Morgan was convicted of conspiracy to commit fraud and given a six-month prison sentence, suspended for 12 months

A controversial activist has admitted his role in a call centre scam.

Daniel Raymond Morgan, 38, was one of 16 people who sent millions of texts aimed at swindling people's money.

He was found guilty of conspiracy to commit fraud and given a six-month prison sentence suspended for 12 months.

Morgan is joint founder of Voice of Wales, a group prominent in Llanelli during protests opposing housing asylum seekers in a hotel.

The group's YouTube channel has been labelled "racist" and accused of expressing "foul" and "unacceptable" language and ideas.

He also stood for the Senedd as a UK Independence Party (UKIP) candidate back in 2021.

Morgan has appeared in a video on Voice of Wales' Facebook page saying he had worked for the scam call centre in 2015 for 40 working days, or fewer, and that he was paid less than the minimum wage.

He also said he didn't get paid a bonus and that he was owed money when the company shut down.

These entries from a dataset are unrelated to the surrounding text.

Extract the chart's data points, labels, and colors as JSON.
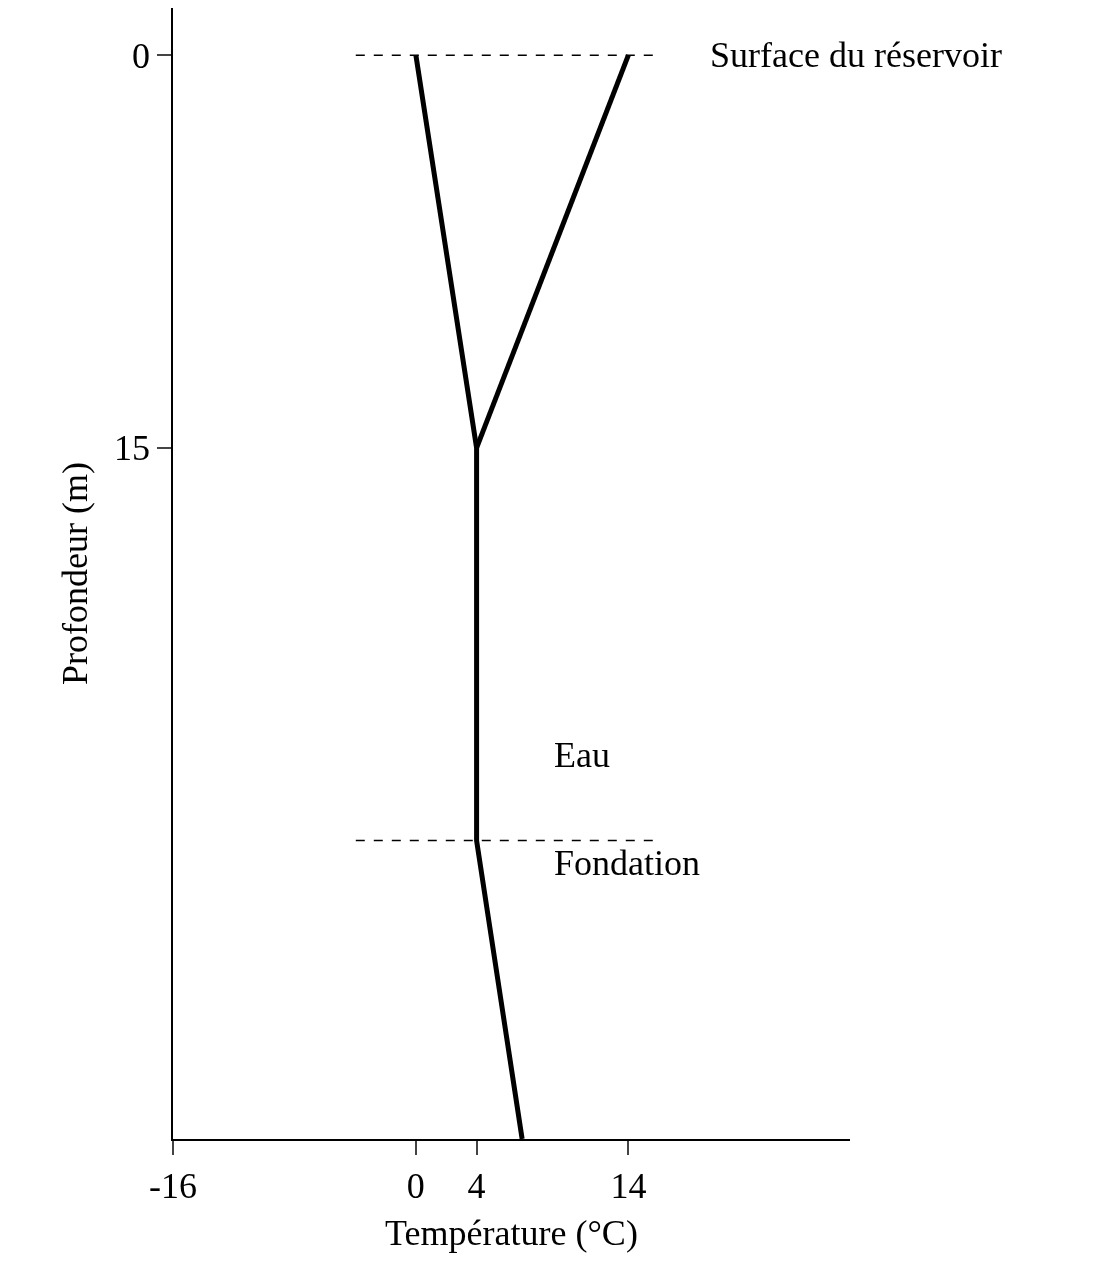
{
  "chart_data": {
    "type": "line",
    "xlabel": "Température (°C)",
    "ylabel": "Profondeur (m)",
    "series": [
      {
        "color": "#000000",
        "x": [
          0,
          4,
          4,
          7
        ],
        "values": [
          0,
          15,
          30,
          41.4
        ]
      },
      {
        "color": "#000000",
        "x": [
          14,
          4
        ],
        "values": [
          0,
          15
        ]
      }
    ],
    "xlim": [
      -16,
      28.6
    ],
    "xticks": [
      -16,
      0,
      4,
      14
    ],
    "ylim": [
      41.4,
      -1.8
    ],
    "yticks": [
      0,
      15
    ],
    "grid": false,
    "marker": "none",
    "line_style": "solid",
    "ref_lines": [
      {
        "axis": "y",
        "value": 0,
        "label": "Surface du réservoir",
        "color": "#000000",
        "line_style": "dashed"
      },
      {
        "axis": "y",
        "value": 30,
        "label": null,
        "color": "#000000",
        "line_style": "dashed"
      }
    ],
    "annotations": [
      "Eau",
      "Fondation"
    ]
  }
}
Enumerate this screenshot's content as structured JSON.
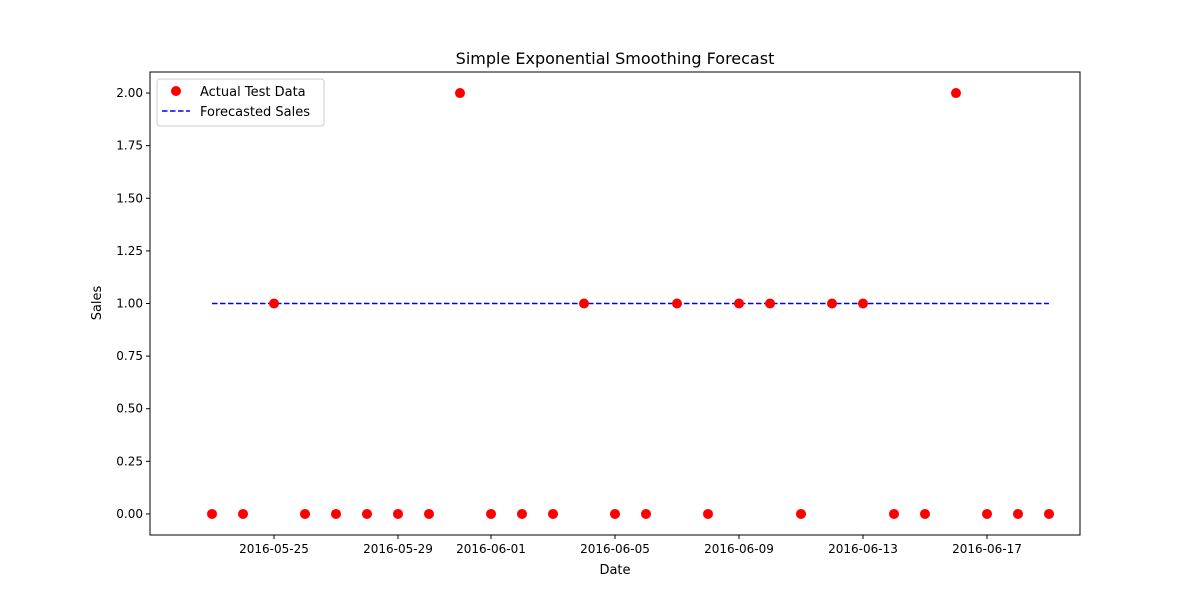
{
  "chart_data": {
    "type": "scatter",
    "title": "Simple Exponential Smoothing Forecast",
    "xlabel": "Date",
    "ylabel": "Sales",
    "xlim": [
      "2016-05-21",
      "2016-06-20"
    ],
    "ylim": [
      -0.1,
      2.1
    ],
    "x_ticks": [
      "2016-05-25",
      "2016-05-29",
      "2016-06-01",
      "2016-06-05",
      "2016-06-09",
      "2016-06-13",
      "2016-06-17"
    ],
    "y_ticks": [
      "0.00",
      "0.25",
      "0.50",
      "0.75",
      "1.00",
      "1.25",
      "1.50",
      "1.75",
      "2.00"
    ],
    "grid": false,
    "legend_position": "top-left",
    "series": [
      {
        "name": "Actual Test Data",
        "kind": "scatter",
        "color": "#ff0000",
        "x": [
          "2016-05-23",
          "2016-05-24",
          "2016-05-25",
          "2016-05-26",
          "2016-05-27",
          "2016-05-28",
          "2016-05-29",
          "2016-05-30",
          "2016-05-31",
          "2016-06-01",
          "2016-06-02",
          "2016-06-03",
          "2016-06-04",
          "2016-06-05",
          "2016-06-06",
          "2016-06-07",
          "2016-06-08",
          "2016-06-09",
          "2016-06-10",
          "2016-06-11",
          "2016-06-12",
          "2016-06-13",
          "2016-06-14",
          "2016-06-15",
          "2016-06-16",
          "2016-06-17",
          "2016-06-18",
          "2016-06-19"
        ],
        "y": [
          0,
          0,
          1,
          0,
          0,
          0,
          0,
          0,
          2,
          0,
          0,
          0,
          1,
          0,
          0,
          1,
          0,
          1,
          1,
          0,
          1,
          1,
          0,
          0,
          2,
          0,
          0,
          0
        ]
      },
      {
        "name": "Forecasted Sales",
        "kind": "dashed-line",
        "color": "#0000ff",
        "x": [
          "2016-05-23",
          "2016-06-19"
        ],
        "y": [
          1.0,
          1.0
        ]
      }
    ]
  }
}
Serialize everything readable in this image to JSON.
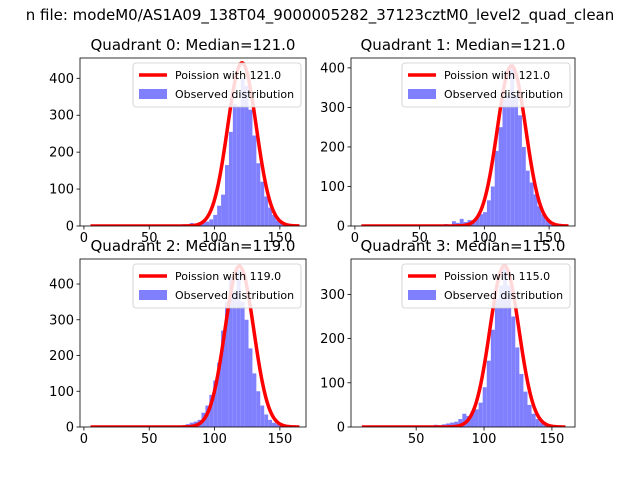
{
  "figure": {
    "suptitle": "n file: modeM0/AS1A09_138T04_9000005282_37123cztM0_level2_quad_clean"
  },
  "style": {
    "hist_color": "#8080ff",
    "poisson_color": "#ff0000",
    "background": "#ffffff"
  },
  "chart_data": [
    {
      "type": "bar",
      "title": "Quadrant 0: Median=121.0",
      "xlabel": "",
      "ylabel": "",
      "xlim": [
        -3,
        170
      ],
      "ylim": [
        0,
        455
      ],
      "xticks": [
        0,
        50,
        100,
        150
      ],
      "yticks": [
        0,
        100,
        200,
        300,
        400
      ],
      "legend_position": "upper right",
      "grid": false,
      "series": [
        {
          "name": "Poission with 121.0",
          "type": "line",
          "lambda": 121.0,
          "x_range": [
            5,
            165
          ],
          "peak": 442,
          "sigma": 11.0
        },
        {
          "name": "Observed distribution",
          "type": "histogram",
          "bin_width": 3,
          "bin_starts": [
            75,
            78,
            81,
            84,
            87,
            90,
            93,
            96,
            99,
            102,
            105,
            108,
            111,
            114,
            117,
            120,
            123,
            126,
            129,
            132,
            135,
            138,
            141,
            144,
            147,
            150,
            153,
            156,
            159
          ],
          "values": [
            5,
            3,
            8,
            4,
            6,
            9,
            12,
            18,
            30,
            55,
            85,
            165,
            255,
            330,
            325,
            400,
            380,
            315,
            245,
            170,
            120,
            80,
            50,
            30,
            15,
            8,
            5,
            3,
            2
          ]
        }
      ]
    },
    {
      "type": "bar",
      "title": "Quadrant 1: Median=121.0",
      "xlabel": "",
      "ylabel": "",
      "xlim": [
        -3,
        170
      ],
      "ylim": [
        0,
        425
      ],
      "xticks": [
        0,
        50,
        100,
        150
      ],
      "yticks": [
        0,
        100,
        200,
        300,
        400
      ],
      "legend_position": "upper right",
      "grid": false,
      "series": [
        {
          "name": "Poission with 121.0",
          "type": "line",
          "lambda": 121.0,
          "x_range": [
            5,
            165
          ],
          "peak": 405,
          "sigma": 11.0
        },
        {
          "name": "Observed distribution",
          "type": "histogram",
          "bin_width": 3,
          "bin_starts": [
            66,
            69,
            72,
            75,
            78,
            81,
            84,
            87,
            90,
            93,
            96,
            99,
            102,
            105,
            108,
            111,
            114,
            117,
            120,
            123,
            126,
            129,
            132,
            135,
            138,
            141,
            144,
            147,
            150,
            153
          ],
          "values": [
            3,
            5,
            4,
            12,
            8,
            18,
            10,
            15,
            14,
            20,
            30,
            35,
            65,
            100,
            190,
            250,
            320,
            330,
            410,
            330,
            280,
            200,
            140,
            110,
            80,
            50,
            30,
            15,
            8,
            5
          ]
        }
      ]
    },
    {
      "type": "bar",
      "title": "Quadrant 2: Median=119.0",
      "xlabel": "",
      "ylabel": "",
      "xlim": [
        -3,
        170
      ],
      "ylim": [
        0,
        470
      ],
      "xticks": [
        0,
        50,
        100,
        150
      ],
      "yticks": [
        0,
        100,
        200,
        300,
        400
      ],
      "legend_position": "upper right",
      "grid": false,
      "series": [
        {
          "name": "Poission with 119.0",
          "type": "line",
          "lambda": 119.0,
          "x_range": [
            5,
            165
          ],
          "peak": 450,
          "sigma": 11.0
        },
        {
          "name": "Observed distribution",
          "type": "histogram",
          "bin_width": 3,
          "bin_starts": [
            69,
            72,
            75,
            78,
            81,
            84,
            87,
            90,
            93,
            96,
            99,
            102,
            105,
            108,
            111,
            114,
            117,
            120,
            123,
            126,
            129,
            132,
            135,
            138,
            141,
            144,
            147,
            150,
            153,
            156
          ],
          "values": [
            3,
            4,
            5,
            8,
            12,
            15,
            20,
            40,
            60,
            90,
            130,
            180,
            270,
            350,
            420,
            380,
            440,
            350,
            300,
            220,
            150,
            100,
            60,
            35,
            20,
            12,
            8,
            5,
            3,
            2
          ]
        }
      ]
    },
    {
      "type": "bar",
      "title": "Quadrant 3: Median=115.0",
      "xlabel": "",
      "ylabel": "",
      "xlim": [
        2,
        167
      ],
      "ylim": [
        0,
        380
      ],
      "xticks": [
        50,
        100,
        150
      ],
      "yticks": [
        0,
        100,
        200,
        300
      ],
      "legend_position": "upper right",
      "grid": false,
      "series": [
        {
          "name": "Poission with 115.0",
          "type": "line",
          "lambda": 115.0,
          "x_range": [
            10,
            160
          ],
          "peak": 365,
          "sigma": 10.7
        },
        {
          "name": "Observed distribution",
          "type": "histogram",
          "bin_width": 3,
          "bin_starts": [
            60,
            63,
            66,
            69,
            72,
            75,
            78,
            81,
            84,
            87,
            90,
            93,
            96,
            99,
            102,
            105,
            108,
            111,
            114,
            117,
            120,
            123,
            126,
            129,
            132,
            135,
            138,
            141,
            144,
            147
          ],
          "values": [
            3,
            5,
            4,
            6,
            8,
            10,
            12,
            18,
            30,
            25,
            35,
            40,
            55,
            90,
            150,
            220,
            290,
            320,
            360,
            320,
            250,
            180,
            120,
            80,
            50,
            30,
            18,
            10,
            5,
            3
          ]
        }
      ]
    }
  ]
}
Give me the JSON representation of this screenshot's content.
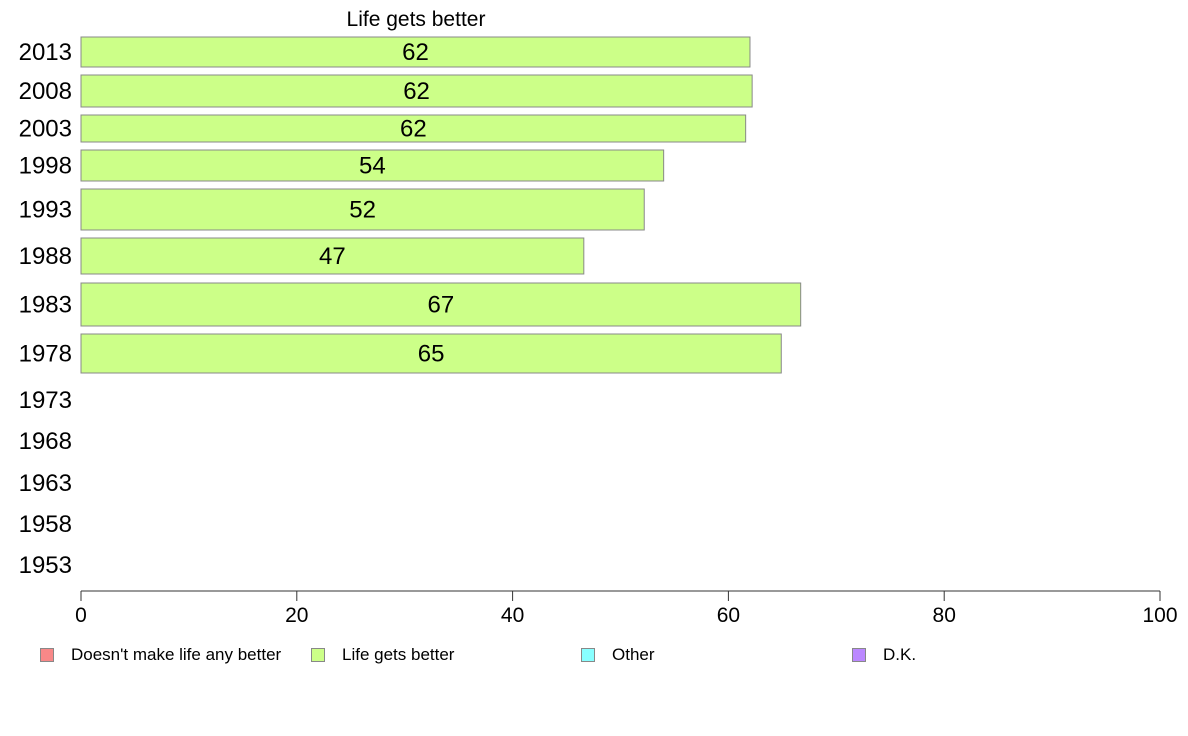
{
  "chart_data": {
    "type": "bar",
    "orientation": "horizontal",
    "title": "Life gets better",
    "xlabel": "",
    "ylabel": "",
    "xlim": [
      0,
      100
    ],
    "xticks": [
      "0",
      "20",
      "40",
      "60",
      "80",
      "100"
    ],
    "categories": [
      "2013",
      "2008",
      "2003",
      "1998",
      "1993",
      "1988",
      "1983",
      "1978",
      "1973",
      "1968",
      "1963",
      "1958",
      "1953"
    ],
    "series": [
      {
        "name": "Life gets better",
        "color": "#ccff88",
        "values": [
          62,
          62.2,
          61.6,
          54,
          52.2,
          46.6,
          66.7,
          64.9,
          null,
          null,
          null,
          null,
          null
        ],
        "labels": [
          "62",
          "62",
          "62",
          "54",
          "52",
          "47",
          "67",
          "65",
          "",
          "",
          "",
          "",
          ""
        ]
      }
    ],
    "legend_position": "bottom",
    "grid": false
  },
  "legend": [
    {
      "label": "Doesn't make life any better",
      "color": "#f88888"
    },
    {
      "label": "Life gets better",
      "color": "#ccff88"
    },
    {
      "label": "Other",
      "color": "#88ffff"
    },
    {
      "label": "D.K.",
      "color": "#bb88ff"
    }
  ]
}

Jurors at Swansea Crown Court were told that the father of four was part of the "Noddle team" fraudulently accessing people's credit reports, according to the Local Democracy Reporting Service.

The call centre was set up to trick people out of their money on the back of the UK's long-running payment protection insurance (PPI) scandal.

Members of the public were promised big pay-outs, but the real aim of the company - which operated from Swansea Enterprise Park and went by various names, including HES Synergy Limited and HES Savings Audit Ltd - was to get victims' credit card details and steal their money.

Image caption,

Voice of Wales has been a prominent presence at the protests outside Llanelli's Stradey Park Hotel over now defunct plans to house asylum seekers there

The court heard that the call centre was responsible for more than 53 million scam phone messages, and that many of the hundreds who paid up to £550 in the belief that they were due substantial PPI refunds were elderly and vulnerable.

The prosecution said while the fraud was orchestrated from those at the top of the business, anyone involved in the PPI calls for any length of time would have realised that lying was "rampant, essential and the norm".

Investigators said the approximate loss to individual victims was in the region of £200,000, and that the offending had taken place in the last three months of 2015.

The court also heard that some people had in fact been passed on to legitimate PPI reclaim businesses.

A total of four people had received a PPI refund, although the amounts received had been far less than promised by HES Synergy Ltd.

Judge Huw Rees said the call centre operation had been a "deliberate, planned fraud carefully structured and fraudulent from its inception" and at the heart of the conspiracy lay the defendants' greed which "overrode any compassion or concern" for the victims.

As part of his sentence Morgan was also ordered to undertake a rehabilitation course and mental health treatment.

Voice of Wales has been a prominent presence in Llanelli during protests since the early summer about the UK Home Office's now defunct plan to house asylum seekers in the Stradey Park Hotel.

One politician in Llanelli claimed Voice of Wales, which describes itself as the only Welsh media alternative to the "corrupt establishment", appeared at his house three times in one day with a video camera running.

Mr Morgan came fifth in the 2021 Swansea East Senedd election, polling 567 votes.